Schrittweise Wiederherstellung
Im Dezember 2023 machte die SCHUNCK GROUP einen bedeutenden Schritt zur Wiederaufnahme des Normalbetriebs. Die ersten Systeme, insbesondere jene für die Schadenbetreuung in den Bereichen Kfz- und Transportversicherungen, konnten wieder hochgefahren werden. Gerade hier mussten viele offene Fälle bearbeitet werden. „Es war ein erster Lichtblick, doch nach Feiern war uns nicht zumute“, erklärt Daniel Ahrend, Krisenstabsleiter und COO. „Wir waren erleichtert, aber es war auch ein Moment der Demut, weil wir wussten, dass dies nur der Anfang war und noch viel Arbeit vor uns lag.“
Es folgte die systematische Wiederherstellung weiterer Systeme nach dem zuvor erstellten Recovery- Plan. Die Organisation arbeitete jedoch noch monatelang daran, die Rückstände, die sich während der dreimonatigen Störung angehäuft hatten, abzubauen. Es war ein langwieriger Prozess, aber jeder kleine Fortschritt brachte die Gruppe näher an die vollständige Normalität zurück.

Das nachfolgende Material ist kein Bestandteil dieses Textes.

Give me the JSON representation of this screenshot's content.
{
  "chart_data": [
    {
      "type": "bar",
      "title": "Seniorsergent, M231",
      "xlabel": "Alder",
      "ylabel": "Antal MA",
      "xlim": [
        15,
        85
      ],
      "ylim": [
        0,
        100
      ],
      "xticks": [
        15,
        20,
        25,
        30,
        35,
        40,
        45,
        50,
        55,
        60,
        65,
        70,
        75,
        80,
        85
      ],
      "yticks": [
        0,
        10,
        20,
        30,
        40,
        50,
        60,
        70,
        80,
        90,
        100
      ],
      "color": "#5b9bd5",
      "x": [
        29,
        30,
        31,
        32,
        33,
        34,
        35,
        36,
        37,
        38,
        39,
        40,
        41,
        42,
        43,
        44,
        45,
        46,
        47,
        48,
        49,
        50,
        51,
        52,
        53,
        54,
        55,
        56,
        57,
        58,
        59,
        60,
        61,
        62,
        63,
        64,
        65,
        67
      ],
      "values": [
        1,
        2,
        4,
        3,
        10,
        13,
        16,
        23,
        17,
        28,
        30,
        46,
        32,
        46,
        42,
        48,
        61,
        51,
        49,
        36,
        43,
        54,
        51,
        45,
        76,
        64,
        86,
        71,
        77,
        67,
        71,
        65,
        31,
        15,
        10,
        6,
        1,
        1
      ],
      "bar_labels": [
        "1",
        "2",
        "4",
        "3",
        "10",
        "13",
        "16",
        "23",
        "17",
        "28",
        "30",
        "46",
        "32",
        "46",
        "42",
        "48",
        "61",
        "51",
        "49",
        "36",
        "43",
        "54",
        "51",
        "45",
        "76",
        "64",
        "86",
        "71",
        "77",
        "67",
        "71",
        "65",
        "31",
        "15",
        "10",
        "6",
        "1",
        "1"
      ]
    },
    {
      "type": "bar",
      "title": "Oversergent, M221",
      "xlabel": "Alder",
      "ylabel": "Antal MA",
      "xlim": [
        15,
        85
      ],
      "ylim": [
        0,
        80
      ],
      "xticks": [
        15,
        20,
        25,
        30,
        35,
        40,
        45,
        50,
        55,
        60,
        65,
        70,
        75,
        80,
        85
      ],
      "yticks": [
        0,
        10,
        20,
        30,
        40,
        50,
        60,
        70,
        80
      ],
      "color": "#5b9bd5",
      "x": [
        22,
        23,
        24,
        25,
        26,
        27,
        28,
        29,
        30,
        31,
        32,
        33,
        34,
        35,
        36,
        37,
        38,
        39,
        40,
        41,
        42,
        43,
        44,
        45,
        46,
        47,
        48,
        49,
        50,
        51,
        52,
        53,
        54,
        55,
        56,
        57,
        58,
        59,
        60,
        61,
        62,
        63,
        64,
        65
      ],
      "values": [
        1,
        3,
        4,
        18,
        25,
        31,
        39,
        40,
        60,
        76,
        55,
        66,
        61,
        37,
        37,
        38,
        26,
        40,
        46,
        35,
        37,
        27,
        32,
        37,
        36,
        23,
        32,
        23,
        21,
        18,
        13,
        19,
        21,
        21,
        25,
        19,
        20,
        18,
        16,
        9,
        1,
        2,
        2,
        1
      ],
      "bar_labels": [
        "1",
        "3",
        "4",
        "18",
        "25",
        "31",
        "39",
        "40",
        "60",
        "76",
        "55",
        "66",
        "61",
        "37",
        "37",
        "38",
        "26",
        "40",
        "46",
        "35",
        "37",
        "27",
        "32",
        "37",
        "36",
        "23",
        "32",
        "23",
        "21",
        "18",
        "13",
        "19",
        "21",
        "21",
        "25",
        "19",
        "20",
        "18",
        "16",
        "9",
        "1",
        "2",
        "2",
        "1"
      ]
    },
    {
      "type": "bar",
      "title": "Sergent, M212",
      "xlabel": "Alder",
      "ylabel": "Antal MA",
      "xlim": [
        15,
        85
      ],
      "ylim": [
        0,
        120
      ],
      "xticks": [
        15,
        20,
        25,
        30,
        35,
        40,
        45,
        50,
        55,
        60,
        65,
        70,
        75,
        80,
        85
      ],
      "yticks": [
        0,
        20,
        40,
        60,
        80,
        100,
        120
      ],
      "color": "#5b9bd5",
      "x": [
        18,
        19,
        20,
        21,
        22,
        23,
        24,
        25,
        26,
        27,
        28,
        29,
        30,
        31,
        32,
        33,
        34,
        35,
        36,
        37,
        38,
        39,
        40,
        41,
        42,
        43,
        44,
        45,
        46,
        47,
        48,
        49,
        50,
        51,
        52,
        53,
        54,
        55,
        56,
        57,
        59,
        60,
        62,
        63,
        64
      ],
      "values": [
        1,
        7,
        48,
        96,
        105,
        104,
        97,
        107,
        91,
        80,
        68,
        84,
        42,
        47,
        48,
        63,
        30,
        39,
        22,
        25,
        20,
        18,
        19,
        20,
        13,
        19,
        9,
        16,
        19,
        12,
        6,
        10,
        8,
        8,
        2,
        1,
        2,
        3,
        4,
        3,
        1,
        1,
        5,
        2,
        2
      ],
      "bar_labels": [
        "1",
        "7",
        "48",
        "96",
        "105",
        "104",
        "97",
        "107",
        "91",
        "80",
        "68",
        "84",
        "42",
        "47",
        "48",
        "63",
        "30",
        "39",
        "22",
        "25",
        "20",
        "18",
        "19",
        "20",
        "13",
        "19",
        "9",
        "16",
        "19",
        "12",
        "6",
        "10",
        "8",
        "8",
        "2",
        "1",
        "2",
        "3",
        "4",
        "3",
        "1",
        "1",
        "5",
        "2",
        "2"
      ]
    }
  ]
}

Rückblick und Lehren: Die Erfolgsfaktoren im Krisenmanagement
Im Rückblick auf die Cyberkrise identifiziert das SCHUNCK-Management Schlüsselfaktoren, die entscheidend für das erfolgreiche Bewältigen waren. „Wir haben ein starkes Team im Krisenstab gehabt, das unglaublich unterstützend war“, betont Ahrend. „Die positive und proaktive Einstellung aller Beteiligten war ausschlaggebend dafür, dass wir die Krise bewältigen konnten. Es war eine echte Teamleistung.“
Er hebt zudem die Bedeutung von Transparenz und Offenheit hervor: „Wir haben stets transparent und ehrlich kommuniziert, selbst wenn die Nachrichten unangenehm waren, indem wir wichtige Informationen geteilt haben. Alle Mitarbeiter*innen des Unternehmens haben Zusammenhalt gezeigt und sich gegenseitig in dieser schweren Zeit unterstützt. Jede und jeder hat versucht, sich bei der Lösung der aus dem Cyberangriff entstandenen Probleme einzubringen.“
Unser Experte
Robert Drexler
Für Presseanfragen
Philip Kobel
Für den CEO Richard Renner spielte das Partnernetzwerk des Ecclesia Competence Centers Cyber eine entscheidende Rolle: „Dank unseres Netzwerks konnten wir schnell die besten Experten anfordern. Dies war auch im Interesse des Versicherers, um den Schaden zu minimieren.“ Er betont weiter die Bedeutung der finanziellen Sicherheit: „Wenn man sich zusätzlich noch um eigene Liquiditätsprobleme sorgen muss, wird es besonders schwierig.“
Er schließt mit einer Betonung auf die Notwendigkeit eines starken Backups: „Ohne Zugang zu den richtigen Partnern und festen Servicevereinbarungen ist man wirklich verloren. Die Cyber-Versicherung und Dienstleistungen, wie wir sie anbieten, sind in einer akuten Situation der größte Hebel, den man haben kann. Ohne das wäre man völlig aufgeschmissen.“
Von Mauern und Maßnahmen: Lektion in Cybersicherheit
Trotz der umgesetzten überdurchschnittlichen Sicherheitsstandards bei der SCHUNCK GROUP ärgert sich der CEO darüber, dass der Cyberangriff überhaupt möglich war. „Wir hatten zwar mehr für unsere IT-Sicherheit getan, als vorgeschrieben war, doch die Krise hat gezeigt, dass selbst gute Vorkehrungen keinen absoluten Schutz bieten“, räumt Renner ein. Er erkennt einen grundlegenden Fehler: „Wir haben uns zu stark auf die äußeren Sicherheitsmaßnahmen konzentriert und nicht ausreichend darauf, was passiert, wenn diese Mauern durchbrochen werden.“
Diese Einsicht spiegelt einen Wandel im Denken der Cyberindustrie wider. Es geht nicht mehr nur darum, Eindringlinge abzuwehren. Vielmehr ist entscheidend, wie effektiv und schnell ein Unternehmen reagieren kann, wenn die Sicherheitsbarrieren überwunden werden. „Diese Erkenntnis ist entscheidend für die zukünftige Ausrichtung unserer Sicherheitsstrategie“, betont Renner.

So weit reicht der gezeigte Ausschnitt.